How can I replace the porter-based stemmer in R package tm with one, that better suits my needs? In this case it's cistem (https://github.com/FlorianSchwendinger/cistem/). Cistem however takes single words (or a vector) as an argument:

install_github("FlorianSchwendinger/cistem")
library("cistem")
> cistem("arbeiten")
[1] "arbei"
> cistem(c("arbeiten", "Arbeit"))
[1] "arbei"  "arbeit"

whereas the built-in stemmer takes a whole document

corpus <- tm_map(corpus, stemDocument, language = "german") 

How do I integrate the CISTEM stemmer within the tm package?

Any help is appreciated.


Solution

  • You can integrate other functions with content_transformer, which you can then use in a tm_map call. You just need to know what the receiving function needs. In this case cistem needs the words so you can use the words function from the NLP package to get there (automatically loaded when you load the tm library). Also an unlist and lapply are needed.

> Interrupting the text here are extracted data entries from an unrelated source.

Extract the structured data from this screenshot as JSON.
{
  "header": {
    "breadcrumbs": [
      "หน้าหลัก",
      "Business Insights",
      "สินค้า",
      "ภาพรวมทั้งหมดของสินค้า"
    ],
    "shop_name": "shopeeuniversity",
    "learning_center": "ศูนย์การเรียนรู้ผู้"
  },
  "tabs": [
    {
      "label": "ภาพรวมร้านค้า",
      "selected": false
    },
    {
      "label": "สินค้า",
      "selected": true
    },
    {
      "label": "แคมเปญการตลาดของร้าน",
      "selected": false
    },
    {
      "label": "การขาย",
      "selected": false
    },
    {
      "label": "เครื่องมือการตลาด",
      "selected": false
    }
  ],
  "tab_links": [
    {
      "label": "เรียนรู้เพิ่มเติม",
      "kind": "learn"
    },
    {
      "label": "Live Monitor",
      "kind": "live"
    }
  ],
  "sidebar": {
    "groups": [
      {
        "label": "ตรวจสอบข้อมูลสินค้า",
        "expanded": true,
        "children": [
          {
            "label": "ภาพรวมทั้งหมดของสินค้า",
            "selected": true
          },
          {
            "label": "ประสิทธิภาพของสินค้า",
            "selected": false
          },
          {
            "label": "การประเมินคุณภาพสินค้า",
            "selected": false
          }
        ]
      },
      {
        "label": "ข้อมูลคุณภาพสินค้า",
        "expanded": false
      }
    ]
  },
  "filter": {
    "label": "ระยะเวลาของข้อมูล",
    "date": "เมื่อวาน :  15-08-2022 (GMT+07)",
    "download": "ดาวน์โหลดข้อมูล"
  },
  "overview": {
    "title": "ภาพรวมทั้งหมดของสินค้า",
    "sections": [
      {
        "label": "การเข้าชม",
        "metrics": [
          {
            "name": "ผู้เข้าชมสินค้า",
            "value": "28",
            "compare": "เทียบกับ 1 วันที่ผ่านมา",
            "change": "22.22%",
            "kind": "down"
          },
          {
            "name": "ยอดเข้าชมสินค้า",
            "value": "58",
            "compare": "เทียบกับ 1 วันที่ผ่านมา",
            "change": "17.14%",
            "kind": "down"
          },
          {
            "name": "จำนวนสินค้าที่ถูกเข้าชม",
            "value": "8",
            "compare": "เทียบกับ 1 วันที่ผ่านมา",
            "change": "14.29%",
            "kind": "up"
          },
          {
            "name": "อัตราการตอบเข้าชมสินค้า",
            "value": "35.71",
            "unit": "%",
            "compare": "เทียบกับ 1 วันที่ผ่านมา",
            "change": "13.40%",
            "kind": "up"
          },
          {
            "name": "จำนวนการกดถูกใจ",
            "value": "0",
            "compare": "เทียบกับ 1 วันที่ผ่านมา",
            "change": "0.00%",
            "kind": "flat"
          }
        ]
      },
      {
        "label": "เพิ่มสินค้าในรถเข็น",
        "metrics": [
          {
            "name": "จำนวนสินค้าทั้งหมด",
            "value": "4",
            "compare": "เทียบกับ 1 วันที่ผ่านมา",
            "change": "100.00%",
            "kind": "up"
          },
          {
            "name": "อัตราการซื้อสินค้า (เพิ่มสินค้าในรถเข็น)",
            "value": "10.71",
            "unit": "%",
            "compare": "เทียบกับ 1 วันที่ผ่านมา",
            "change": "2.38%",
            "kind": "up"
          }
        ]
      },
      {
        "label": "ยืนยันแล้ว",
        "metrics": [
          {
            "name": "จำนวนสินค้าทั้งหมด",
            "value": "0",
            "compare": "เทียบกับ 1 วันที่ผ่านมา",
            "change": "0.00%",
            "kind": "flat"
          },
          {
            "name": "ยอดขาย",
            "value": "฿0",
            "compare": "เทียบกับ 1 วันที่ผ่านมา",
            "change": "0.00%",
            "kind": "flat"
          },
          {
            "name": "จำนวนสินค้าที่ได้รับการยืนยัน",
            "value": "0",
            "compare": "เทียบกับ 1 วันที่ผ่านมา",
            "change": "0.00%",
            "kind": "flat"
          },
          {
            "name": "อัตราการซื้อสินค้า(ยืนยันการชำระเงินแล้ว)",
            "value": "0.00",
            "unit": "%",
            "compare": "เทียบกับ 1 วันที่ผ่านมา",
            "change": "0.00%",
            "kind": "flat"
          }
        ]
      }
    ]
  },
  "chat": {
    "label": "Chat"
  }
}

    * Note: * cistem returns the words in lowercase, so be aware of this fact.

    library(cistem)
    library(tm)
    
    # Some text
    txt <- c("Dies ist ein deutscher Text.", 
      "Dies ist ein anderer deutscher Text.")
    
    # the stemmer based on cistem
    my_stemmer <- content_transformer(function(x) {
      unlist(lapply(x, function(line) {    # unlist the corpus and lapply over the list
        paste(cistem(words(line)), collapse = " "))  # paste the words back together.
        }
        )
      })
    
    my_corpus <- VCorpus(VectorSource(txt))
    
    # stem the corpus
    my_stemmed_corpus <- tm_map(my_corpus, my_stemmer)
    
    
    # check output
    inspect(my_stemmed_corpus[[1]])
    <<PlainTextDocument>>
    Metadata:  7
    Content:  chars: 26
    
    dies ist ein deutsch text.
    
    inspect(my_stemmed_corpus[[2]])  
    <<PlainTextDocument>>
    Metadata:  7
    Content:  chars: 32
    
    dies ist ein ander deutsch text.